Greek knowledge was a trampoline for the vigorous scientific activity in Islamic civilizations. Islamic scientists and philosophers were engaged not only in preservation of the knowledge of the past, but also in advancing it, formulating new discoveries and making significant contributions to medicine and other fields.
One of the earliest scientific manuscripts to be translated from Greek to Arabic was Dioscorides’s De Materia Medica (“On Medical Material”) as it is called in Latin. Pedanius Dioscorides (40 AD – 90 AD), a Greek physician who resided in Rome, wrote his treatise on medicinal plants in the first century.

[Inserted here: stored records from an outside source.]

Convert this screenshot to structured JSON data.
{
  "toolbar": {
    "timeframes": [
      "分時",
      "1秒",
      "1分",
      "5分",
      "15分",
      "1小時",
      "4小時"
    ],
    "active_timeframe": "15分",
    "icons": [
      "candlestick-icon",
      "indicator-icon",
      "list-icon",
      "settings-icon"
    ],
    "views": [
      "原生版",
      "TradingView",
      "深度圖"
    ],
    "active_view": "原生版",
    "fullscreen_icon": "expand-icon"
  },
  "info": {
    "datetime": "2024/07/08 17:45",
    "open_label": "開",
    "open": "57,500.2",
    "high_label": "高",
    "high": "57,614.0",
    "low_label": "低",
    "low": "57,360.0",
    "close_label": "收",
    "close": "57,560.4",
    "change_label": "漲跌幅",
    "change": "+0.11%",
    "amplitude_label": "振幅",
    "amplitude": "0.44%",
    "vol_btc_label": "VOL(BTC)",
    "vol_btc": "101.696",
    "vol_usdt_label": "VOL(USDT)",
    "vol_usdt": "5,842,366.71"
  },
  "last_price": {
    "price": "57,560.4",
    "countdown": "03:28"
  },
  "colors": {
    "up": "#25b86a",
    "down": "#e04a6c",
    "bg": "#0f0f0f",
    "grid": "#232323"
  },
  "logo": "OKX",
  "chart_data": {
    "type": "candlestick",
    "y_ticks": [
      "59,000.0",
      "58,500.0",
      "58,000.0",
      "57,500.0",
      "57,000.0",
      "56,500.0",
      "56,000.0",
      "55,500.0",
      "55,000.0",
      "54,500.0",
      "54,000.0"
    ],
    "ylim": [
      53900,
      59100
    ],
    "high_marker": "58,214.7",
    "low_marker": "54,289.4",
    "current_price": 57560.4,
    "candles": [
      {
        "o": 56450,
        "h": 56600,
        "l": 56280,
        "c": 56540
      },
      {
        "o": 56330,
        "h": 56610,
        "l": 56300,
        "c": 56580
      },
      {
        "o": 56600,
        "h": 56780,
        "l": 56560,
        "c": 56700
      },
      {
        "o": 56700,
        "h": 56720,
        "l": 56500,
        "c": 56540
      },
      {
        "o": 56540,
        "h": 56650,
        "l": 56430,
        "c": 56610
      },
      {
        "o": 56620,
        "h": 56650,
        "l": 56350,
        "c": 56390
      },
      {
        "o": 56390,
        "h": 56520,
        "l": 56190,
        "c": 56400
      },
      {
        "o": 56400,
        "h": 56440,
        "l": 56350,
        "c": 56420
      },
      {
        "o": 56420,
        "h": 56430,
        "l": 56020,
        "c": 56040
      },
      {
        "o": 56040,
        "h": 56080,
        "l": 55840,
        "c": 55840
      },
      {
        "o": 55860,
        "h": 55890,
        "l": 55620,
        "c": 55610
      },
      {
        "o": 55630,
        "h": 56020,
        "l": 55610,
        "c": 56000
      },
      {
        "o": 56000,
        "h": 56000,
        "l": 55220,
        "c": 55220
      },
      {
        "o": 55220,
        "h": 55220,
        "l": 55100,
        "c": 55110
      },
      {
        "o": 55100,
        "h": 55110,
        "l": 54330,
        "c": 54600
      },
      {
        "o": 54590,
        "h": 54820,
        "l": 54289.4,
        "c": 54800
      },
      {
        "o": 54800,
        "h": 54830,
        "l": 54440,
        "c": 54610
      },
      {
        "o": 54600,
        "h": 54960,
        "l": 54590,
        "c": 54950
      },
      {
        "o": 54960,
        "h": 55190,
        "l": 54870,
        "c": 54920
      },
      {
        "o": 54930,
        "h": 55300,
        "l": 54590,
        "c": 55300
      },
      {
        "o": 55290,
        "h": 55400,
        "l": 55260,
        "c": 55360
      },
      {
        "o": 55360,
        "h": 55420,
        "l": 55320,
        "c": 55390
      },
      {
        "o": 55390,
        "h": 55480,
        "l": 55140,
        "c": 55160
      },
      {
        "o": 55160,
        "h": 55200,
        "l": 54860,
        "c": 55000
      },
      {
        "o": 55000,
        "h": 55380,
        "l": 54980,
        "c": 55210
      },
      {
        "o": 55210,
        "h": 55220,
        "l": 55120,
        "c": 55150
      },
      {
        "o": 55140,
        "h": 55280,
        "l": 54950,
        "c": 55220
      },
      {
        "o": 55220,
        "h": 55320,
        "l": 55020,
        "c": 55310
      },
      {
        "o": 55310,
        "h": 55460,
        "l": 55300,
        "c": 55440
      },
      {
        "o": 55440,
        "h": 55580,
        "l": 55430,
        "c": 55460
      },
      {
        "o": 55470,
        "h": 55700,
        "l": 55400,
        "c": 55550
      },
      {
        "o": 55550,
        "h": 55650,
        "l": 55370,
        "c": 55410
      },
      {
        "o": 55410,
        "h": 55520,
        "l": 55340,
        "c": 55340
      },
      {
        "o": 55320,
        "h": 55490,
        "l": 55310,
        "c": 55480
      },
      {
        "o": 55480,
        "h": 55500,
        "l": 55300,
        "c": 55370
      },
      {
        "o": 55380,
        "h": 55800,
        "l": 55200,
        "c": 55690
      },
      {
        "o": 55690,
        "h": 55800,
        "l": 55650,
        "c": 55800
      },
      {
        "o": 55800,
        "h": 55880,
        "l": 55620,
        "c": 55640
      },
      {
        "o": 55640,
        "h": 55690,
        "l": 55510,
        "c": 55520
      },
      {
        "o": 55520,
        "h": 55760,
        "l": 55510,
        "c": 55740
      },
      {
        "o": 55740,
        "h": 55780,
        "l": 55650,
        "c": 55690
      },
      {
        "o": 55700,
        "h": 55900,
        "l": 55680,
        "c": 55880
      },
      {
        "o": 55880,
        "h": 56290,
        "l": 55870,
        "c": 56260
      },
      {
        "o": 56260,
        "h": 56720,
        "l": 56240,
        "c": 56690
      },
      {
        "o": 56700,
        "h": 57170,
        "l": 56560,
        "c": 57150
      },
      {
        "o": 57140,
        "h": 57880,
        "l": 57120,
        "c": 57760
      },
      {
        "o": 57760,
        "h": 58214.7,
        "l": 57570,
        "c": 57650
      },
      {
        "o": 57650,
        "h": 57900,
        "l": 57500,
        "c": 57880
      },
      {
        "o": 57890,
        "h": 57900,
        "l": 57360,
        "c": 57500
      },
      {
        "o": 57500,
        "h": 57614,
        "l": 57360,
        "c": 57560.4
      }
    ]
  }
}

This treatise was a compendium of all the materia medica then known from Greek medicine and other sources, describing some 600 plants and their possible medical uses. The manuscript was translated into Arabic in Baghdad in the ninth century and became the foremost classical source of modern botanical terminology. The original Greek manuscript, which was copied in at least seven languages, served as the primary text of pharmacology until the end of the fifteenth century.
The folio here is from a rare dispersed thirteenth-century Arabic copy of the text, in which are depicted various medicinal herbs and roots. The page also shows a single-stemmed plant with red spiky blossoms, and the text states that this medicinal plant is used in the treatment of skin disorders including pustules, itching and ulcers.